Susie Palfreyman

Personal information
- Born: 11 February 1952 (age 73)

Sport
- Country: Australia
- Sport: Rowing
- Club: University of WA Boat Club Melbourne University Boat Club

Achievements and titles
- Olympic finals: 1980 Moscow W4+
- National finals: ULVA Trophy 1976-1983

= Susie Palfreyman =

Australian rowing cox (born 1952)

Susie Palfreyman (born 11 Feb 1952) is an Australian former representative rowing coxswain. She was a five time national champion, a representative at World Championships and in 1980 was a member of Australia's first Olympic representative women's rowing crew.

==Club and state rowing==
Susie Palfreyman commenced her senior rowing with the University of Western Australia Boat Club. Later she rowed with the Melbourne University Ladies Boat Club and Mercantile Rowing Club.

She first made state selection for Western Australia in 1973. In 1976 and 1977 she coxed West Australian state women's fours contesting the ULVA Trophy at the Interstate Regatta. By 1978 she had relocated to Victoria and the Melbourne University Boat Club. She coxed Victorian women's crews which won the ULVA Trophy in 1978, 1979, 1980 and 1983.

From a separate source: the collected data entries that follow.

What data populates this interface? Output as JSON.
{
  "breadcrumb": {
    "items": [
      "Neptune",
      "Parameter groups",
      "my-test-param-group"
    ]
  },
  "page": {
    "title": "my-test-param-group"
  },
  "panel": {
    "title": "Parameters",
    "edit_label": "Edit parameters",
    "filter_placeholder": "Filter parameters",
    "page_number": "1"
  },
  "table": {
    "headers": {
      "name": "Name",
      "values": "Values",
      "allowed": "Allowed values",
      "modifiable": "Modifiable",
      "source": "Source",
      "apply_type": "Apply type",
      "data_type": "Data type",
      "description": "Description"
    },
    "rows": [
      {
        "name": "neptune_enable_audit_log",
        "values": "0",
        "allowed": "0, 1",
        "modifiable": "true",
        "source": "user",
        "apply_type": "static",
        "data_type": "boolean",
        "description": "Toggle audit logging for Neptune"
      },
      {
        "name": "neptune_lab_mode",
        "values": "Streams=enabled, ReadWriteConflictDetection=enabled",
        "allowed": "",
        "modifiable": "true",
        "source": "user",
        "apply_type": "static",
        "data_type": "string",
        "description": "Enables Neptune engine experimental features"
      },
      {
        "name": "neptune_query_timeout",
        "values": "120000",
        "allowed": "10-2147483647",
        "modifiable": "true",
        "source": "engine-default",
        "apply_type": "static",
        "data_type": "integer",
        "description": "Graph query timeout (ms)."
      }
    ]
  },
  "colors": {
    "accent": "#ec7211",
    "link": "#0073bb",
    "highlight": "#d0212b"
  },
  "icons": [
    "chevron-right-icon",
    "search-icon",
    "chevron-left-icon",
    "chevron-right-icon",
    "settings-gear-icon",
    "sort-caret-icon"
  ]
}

==International representative rowing==
Palfreyman was in the stern of the 1979 Australian champion Victorian women's four selected to contest the 1979 World Rowing Championships in Bled. They rowed to a fifth place. That same crew stayed together into the 1980 Olympic year and coached by Susie's husband David Palfreyman, they were selected as the first Australian women's Olympian crew, racing as a coxed four at the 1980 Moscow Olympics. Crewed by Sally Harding, Anne Chirnside, Pam Westendorf and Verna Westwood they again finished in fifth place.

==Administration==
Palfreyman was the inaugural President of the WA Women’s Rowing Association in 1972. She was President of the University of Western Australia Ladies’ Rowing Club from 1973 to 1974 and President of Melbourne University Ladies’ Rowing Club in 1980. Susie was also founding President of the Head of the Schoolgirls, the largest single sex regatta in the southern hemisphere.